Metadata-Version: 2.4
Name: gptmed
Version: 0.3.4
Summary: A lightweight GPT-based language model framework for training custom question-answering models on any domain
Author-email: Sanjog Sigdel <sigdelsanjog@gmail.com>
Maintainer-email: Sanjog Sigdel <sigdelsanjog@gmail.com>
License-Expression: MIT
Project-URL: Homepage, https://github.com/sigdelsanjog/gptmed
Project-URL: Documentation, https://github.com/sigdelsanjog/gptmed#readme
Project-URL: Repository, https://github.com/sigdelsanjog/gptmed
Project-URL: Issues, https://github.com/sigdelsanjog/gptmed/issues
Keywords: nlp,language-model,transformer,gpt,pytorch,qa,question-answering,training,deep-learning,custom-model
Classifier: Development Status :: 3 - Alpha
Classifier: Intended Audience :: Developers
Classifier: Intended Audience :: Science/Research
Classifier: Intended Audience :: Education
Classifier: Topic :: Scientific/Engineering :: Artificial Intelligence
Classifier: Topic :: Software Development :: Libraries :: Python Modules
Classifier: Programming Language :: Python :: 3
Classifier: Programming Language :: Python :: 3.8
Classifier: Programming Language :: Python :: 3.9
Classifier: Programming Language :: Python :: 3.10
Classifier: Programming Language :: Python :: 3.11
Classifier: Operating System :: OS Independent
Requires-Python: >=3.8
Description-Content-Type: text/markdown
License-File: LICENSE
Requires-Dist: torch>=2.0.0
Requires-Dist: sentencepiece>=0.1.99
Requires-Dist: numpy>=1.24.0
Requires-Dist: tqdm>=4.65.0
Requires-Dist: pyyaml>=6.0
Provides-Extra: dev
Requires-Dist: pytest>=7.0.0; extra == "dev"
Requires-Dist: black>=22.0.0; extra == "dev"
Requires-Dist: flake8>=4.0.0; extra == "dev"
Requires-Dist: mypy>=0.950; extra == "dev"
Provides-Extra: training
Requires-Dist: tensorboard>=2.10.0; extra == "training"
Requires-Dist: wandb>=0.13.0; extra == "training"
Dynamic: license-file

# GptMed 🤖

A lightweight GPT-based language model framework for training custom question-answering models on any domain. This package provides a transformer-based GPT architecture that you can train on your own Q&A datasets - whether it's casual conversations, technical support, education, or any other domain.

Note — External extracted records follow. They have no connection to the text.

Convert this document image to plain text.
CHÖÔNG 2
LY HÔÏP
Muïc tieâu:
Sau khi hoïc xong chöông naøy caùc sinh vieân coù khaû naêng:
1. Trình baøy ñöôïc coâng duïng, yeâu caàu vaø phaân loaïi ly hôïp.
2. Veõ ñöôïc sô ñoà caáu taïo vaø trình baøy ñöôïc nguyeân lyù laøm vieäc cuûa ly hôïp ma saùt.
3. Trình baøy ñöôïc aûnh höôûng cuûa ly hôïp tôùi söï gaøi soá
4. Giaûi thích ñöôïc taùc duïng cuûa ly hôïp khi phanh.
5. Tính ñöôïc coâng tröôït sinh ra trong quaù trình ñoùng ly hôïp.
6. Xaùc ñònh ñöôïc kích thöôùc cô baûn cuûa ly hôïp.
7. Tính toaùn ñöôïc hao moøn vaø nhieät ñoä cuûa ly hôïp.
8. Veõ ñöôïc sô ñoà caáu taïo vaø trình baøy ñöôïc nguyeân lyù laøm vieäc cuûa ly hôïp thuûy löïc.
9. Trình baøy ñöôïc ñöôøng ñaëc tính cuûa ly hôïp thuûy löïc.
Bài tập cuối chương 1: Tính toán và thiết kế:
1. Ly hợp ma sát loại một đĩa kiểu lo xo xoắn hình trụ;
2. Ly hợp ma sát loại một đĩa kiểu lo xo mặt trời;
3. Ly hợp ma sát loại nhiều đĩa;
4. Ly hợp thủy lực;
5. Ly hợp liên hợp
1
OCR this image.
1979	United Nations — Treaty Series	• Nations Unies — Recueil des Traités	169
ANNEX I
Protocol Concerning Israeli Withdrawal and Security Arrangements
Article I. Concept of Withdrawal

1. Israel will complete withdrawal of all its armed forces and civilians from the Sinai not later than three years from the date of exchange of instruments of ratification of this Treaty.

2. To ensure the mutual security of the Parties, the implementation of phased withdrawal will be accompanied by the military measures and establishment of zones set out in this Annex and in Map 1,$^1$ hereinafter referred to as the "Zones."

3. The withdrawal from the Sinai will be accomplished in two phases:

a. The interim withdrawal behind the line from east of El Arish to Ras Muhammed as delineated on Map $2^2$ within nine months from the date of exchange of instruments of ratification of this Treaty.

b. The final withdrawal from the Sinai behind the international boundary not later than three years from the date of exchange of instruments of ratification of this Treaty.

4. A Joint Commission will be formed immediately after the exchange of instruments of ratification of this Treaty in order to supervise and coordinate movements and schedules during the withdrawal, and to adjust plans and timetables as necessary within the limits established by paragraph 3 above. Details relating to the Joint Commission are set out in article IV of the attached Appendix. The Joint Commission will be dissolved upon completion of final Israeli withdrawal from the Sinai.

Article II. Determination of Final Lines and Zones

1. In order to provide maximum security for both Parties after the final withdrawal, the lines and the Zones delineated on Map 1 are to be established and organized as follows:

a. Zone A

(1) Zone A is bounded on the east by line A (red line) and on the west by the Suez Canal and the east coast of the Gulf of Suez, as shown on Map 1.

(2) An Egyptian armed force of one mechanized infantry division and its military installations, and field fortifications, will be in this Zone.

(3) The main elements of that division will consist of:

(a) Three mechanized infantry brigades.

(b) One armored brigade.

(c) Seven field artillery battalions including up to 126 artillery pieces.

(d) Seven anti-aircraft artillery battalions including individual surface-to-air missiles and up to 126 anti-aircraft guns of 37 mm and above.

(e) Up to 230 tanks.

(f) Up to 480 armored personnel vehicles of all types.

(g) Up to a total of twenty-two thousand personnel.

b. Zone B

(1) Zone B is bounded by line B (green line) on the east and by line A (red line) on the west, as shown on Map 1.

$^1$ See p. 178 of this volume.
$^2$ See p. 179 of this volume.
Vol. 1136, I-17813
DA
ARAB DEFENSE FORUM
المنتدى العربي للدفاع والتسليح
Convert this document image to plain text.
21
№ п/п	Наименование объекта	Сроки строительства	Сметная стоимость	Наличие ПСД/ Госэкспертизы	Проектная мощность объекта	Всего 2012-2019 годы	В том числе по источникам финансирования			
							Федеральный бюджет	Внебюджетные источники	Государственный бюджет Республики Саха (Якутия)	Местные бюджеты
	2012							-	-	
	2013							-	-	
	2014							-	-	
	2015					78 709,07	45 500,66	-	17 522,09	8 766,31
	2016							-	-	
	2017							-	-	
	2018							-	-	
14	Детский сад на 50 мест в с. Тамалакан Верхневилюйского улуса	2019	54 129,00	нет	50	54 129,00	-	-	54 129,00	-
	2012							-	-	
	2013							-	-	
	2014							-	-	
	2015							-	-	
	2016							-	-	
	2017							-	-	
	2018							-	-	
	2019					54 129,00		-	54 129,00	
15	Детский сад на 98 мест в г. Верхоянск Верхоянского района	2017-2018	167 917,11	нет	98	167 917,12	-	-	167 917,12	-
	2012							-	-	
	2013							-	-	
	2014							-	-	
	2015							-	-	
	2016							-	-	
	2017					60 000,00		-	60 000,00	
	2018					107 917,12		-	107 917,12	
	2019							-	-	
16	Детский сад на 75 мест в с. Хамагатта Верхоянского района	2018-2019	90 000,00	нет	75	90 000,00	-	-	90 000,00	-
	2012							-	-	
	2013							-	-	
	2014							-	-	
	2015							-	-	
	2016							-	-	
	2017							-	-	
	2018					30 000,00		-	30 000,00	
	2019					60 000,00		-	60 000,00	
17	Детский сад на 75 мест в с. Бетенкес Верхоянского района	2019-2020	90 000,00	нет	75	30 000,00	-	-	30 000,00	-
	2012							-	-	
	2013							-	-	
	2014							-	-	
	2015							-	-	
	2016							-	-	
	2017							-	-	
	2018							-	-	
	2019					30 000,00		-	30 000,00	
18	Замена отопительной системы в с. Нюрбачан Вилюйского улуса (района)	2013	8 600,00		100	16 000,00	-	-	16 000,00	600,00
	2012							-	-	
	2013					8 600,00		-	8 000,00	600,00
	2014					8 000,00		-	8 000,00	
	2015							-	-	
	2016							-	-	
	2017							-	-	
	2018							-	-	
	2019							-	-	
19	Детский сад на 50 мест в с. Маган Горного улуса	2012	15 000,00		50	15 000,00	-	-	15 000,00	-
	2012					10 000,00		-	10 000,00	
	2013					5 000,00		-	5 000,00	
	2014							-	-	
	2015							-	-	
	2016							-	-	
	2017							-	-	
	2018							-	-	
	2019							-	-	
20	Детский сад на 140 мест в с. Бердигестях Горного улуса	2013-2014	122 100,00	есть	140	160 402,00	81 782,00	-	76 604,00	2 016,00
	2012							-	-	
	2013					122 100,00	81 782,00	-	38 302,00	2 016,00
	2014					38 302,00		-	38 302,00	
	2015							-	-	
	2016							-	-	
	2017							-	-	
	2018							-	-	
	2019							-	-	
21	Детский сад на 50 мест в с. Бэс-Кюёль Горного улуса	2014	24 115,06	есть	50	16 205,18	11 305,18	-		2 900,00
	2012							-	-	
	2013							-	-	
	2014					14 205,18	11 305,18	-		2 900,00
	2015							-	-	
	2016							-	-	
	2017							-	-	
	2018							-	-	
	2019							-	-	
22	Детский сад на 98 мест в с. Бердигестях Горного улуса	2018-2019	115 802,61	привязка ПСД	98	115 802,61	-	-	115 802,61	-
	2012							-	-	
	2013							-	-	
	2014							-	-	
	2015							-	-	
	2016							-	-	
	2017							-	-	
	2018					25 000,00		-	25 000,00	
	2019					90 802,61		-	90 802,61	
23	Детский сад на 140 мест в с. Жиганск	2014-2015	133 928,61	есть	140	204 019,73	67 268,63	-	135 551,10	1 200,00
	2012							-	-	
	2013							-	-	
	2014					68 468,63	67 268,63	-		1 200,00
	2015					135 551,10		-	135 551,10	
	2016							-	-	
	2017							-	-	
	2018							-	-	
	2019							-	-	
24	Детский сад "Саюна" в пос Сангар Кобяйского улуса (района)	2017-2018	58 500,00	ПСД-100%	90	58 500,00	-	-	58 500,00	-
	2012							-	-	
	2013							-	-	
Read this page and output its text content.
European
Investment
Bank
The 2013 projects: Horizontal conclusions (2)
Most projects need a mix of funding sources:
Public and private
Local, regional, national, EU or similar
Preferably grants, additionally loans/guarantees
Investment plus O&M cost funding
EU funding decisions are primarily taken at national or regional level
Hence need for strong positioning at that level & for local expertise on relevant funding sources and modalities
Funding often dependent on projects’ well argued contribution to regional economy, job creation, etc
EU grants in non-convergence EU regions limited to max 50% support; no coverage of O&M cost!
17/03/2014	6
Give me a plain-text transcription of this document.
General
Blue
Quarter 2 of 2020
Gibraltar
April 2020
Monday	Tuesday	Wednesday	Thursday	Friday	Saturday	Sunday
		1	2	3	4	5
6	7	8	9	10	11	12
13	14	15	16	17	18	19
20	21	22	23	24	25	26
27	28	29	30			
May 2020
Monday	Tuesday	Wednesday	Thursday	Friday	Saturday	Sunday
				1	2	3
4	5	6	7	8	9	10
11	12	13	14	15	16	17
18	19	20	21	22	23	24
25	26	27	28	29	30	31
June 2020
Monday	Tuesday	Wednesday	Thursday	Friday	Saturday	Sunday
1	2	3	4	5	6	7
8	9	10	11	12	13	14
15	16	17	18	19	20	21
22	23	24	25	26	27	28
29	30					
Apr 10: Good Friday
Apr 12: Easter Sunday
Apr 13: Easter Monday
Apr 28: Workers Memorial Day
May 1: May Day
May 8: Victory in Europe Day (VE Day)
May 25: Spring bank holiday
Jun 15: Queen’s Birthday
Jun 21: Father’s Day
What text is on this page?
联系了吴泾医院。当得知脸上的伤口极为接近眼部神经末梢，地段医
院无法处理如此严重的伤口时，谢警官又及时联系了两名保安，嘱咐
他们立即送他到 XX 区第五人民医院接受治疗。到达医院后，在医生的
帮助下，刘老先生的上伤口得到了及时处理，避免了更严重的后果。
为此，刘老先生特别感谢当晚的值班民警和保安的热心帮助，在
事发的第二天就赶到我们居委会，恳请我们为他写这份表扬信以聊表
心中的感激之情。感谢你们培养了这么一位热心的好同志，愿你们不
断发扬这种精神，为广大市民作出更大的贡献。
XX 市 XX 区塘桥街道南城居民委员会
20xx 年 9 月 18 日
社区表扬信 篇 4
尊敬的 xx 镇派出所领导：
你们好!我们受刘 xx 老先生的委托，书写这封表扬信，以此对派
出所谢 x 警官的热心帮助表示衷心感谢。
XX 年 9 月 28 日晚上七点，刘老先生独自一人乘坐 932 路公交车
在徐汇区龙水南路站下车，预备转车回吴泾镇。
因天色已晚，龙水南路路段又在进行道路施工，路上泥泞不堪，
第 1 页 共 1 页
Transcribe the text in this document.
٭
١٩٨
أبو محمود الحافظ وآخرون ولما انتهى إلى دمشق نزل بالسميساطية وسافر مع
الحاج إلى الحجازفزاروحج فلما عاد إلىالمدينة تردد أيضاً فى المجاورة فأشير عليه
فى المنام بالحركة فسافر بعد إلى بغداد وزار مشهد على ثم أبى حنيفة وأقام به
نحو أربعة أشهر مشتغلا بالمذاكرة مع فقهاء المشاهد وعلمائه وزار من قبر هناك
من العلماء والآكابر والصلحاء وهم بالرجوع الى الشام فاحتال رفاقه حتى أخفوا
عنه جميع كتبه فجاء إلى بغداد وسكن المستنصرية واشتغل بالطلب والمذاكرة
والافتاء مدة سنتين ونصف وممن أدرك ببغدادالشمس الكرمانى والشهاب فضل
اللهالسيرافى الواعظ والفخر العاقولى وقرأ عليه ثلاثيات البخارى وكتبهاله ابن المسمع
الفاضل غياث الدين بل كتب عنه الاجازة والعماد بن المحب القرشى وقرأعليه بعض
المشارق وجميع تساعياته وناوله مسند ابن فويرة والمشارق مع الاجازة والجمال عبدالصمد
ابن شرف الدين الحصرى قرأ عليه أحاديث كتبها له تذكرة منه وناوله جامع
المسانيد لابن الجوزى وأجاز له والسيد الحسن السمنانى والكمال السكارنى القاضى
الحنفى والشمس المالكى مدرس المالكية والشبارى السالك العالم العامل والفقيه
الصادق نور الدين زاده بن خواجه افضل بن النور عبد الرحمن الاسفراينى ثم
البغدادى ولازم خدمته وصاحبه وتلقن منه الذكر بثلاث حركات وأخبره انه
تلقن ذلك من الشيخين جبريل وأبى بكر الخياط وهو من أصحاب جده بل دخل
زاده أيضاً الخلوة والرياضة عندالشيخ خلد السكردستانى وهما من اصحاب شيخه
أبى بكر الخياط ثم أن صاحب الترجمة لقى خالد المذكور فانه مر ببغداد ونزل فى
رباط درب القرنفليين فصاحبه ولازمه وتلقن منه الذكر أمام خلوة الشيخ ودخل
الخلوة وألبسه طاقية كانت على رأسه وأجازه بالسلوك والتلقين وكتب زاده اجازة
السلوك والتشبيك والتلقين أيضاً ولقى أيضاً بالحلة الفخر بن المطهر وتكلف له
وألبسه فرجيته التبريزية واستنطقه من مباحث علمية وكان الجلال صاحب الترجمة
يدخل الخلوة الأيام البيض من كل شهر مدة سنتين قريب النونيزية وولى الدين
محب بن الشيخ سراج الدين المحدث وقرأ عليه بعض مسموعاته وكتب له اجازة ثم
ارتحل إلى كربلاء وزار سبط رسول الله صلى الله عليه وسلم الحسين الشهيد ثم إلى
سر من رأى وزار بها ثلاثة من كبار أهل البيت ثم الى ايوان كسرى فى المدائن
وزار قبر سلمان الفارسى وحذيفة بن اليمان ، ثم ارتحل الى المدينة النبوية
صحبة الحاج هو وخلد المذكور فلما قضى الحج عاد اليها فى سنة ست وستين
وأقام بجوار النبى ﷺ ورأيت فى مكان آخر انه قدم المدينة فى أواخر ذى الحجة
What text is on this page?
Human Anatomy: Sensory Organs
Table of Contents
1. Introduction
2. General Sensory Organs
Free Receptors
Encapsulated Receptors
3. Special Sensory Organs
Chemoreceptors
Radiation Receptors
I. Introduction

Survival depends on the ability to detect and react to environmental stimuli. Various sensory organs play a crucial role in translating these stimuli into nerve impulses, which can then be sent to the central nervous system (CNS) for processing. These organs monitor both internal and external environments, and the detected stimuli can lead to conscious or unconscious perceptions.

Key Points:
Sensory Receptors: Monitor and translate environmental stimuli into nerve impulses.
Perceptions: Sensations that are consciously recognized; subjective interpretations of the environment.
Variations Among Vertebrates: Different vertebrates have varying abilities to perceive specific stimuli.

[![PyPI version](https://badge.fury.io/py/gptmed.svg)](https://badge.fury.io/py/gptmed)
[![Python 3.8+](https://img.shields.io/badge/python-3.8+-blue.svg)](https://www.python.org/downloads/)
[![License: MIT](https://img.shields.io/badge/License-MIT-yellow.svg)](https://opensource.org/licenses/MIT)

## 📖 [Complete User Manual](USER_MANUAL.md) | [Quick Start](#quick-start)

> **New to GptMed?** Check out the [**step-by-step User Manual**](USER_MANUAL.md) for a complete guide on training your own model!

## Features

- 🧠 **Custom GPT Architecture**: Lightweight transformer model for any Q&A domain
- 🎯 **Domain-Agnostic**: Train on any question-answering dataset (casual chat, tech support, education, etc.)
- ⚡ **Fast Inference**: Optimized for quick question answering
- 🔧 **Flexible Training**: Easy to train on your own custom datasets
- 📦 **Lightweight**: Small model size suitable for edge deployment
- 🛠️ **Complete Toolkit**: Includes tokenizer training, model training, and inference utilities

## Installation

### From PyPI (Recommended)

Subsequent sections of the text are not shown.